Praise for The Ghost with Trembling Wings
"Part history, part adventure story (with Weidensaul starring as a kind of ecological-minded Indiana Jones, roaming the world in search of missing species) . . . By turns harrowing and elegiac, thrilling and informative. Weidensaul demonstrates his ability to both communicate the startling marvels of nature he has observed firsthand and to regale us with tales of scientific derring-do plucked from the annals of natural history."
Michiko Kakutani, New York Times
"Scott Weidensaul ranks among an elite group of writer-naturalists -- Bruce Chatwin, John McPhee and David Quammen come to mind -- whose straightforward eloquence elevates ecology to the level of philosophy . . [the book] is vividly eclectic but somehow always unified . . . Weidensaul comes across as the kind of guy you wish you'd had as a professor in college: expert, eloquent, unpretentious and infectiously excited about his material."

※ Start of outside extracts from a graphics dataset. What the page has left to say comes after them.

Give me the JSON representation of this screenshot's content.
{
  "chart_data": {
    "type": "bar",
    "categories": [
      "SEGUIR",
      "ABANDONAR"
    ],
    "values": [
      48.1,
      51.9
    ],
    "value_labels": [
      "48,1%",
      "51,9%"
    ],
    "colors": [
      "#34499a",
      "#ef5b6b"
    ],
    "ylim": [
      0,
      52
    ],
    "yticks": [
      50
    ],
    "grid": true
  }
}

Janice P. Nimura, Los Angeles Times
"A splendid collage of tales involving hard-headed persistence, persistent hard-headedness, foolhardiness and sheer derring-do, often in the face of conditions -- bad records and bad roads, civil unrest and uncivil swarms of insects -- that would keep sane people at home."
Janet Lembke, Raleigh News & Observer
"[Weidensaul's] voice and style are reminiscent of Loren Eisley, with a passion for adventure akin to Indiana Jones. On one level, Ghost is a scientific travelogue, taking readers to new corners of the world . . . Moreover, it is an 11th-hour exploration of the human species' conflicting desires for wild places and wild animals, and for taming nature . . . Loaded with intriguing science, admonishment, despair, and a glimmer of hope and giddy obsession."
Steve Kennedy, Bloomsbury Review
"A virtuoso presentation that can be dizzying, even exhausting, yet in this it reflects the wild world as Weidensaul found it."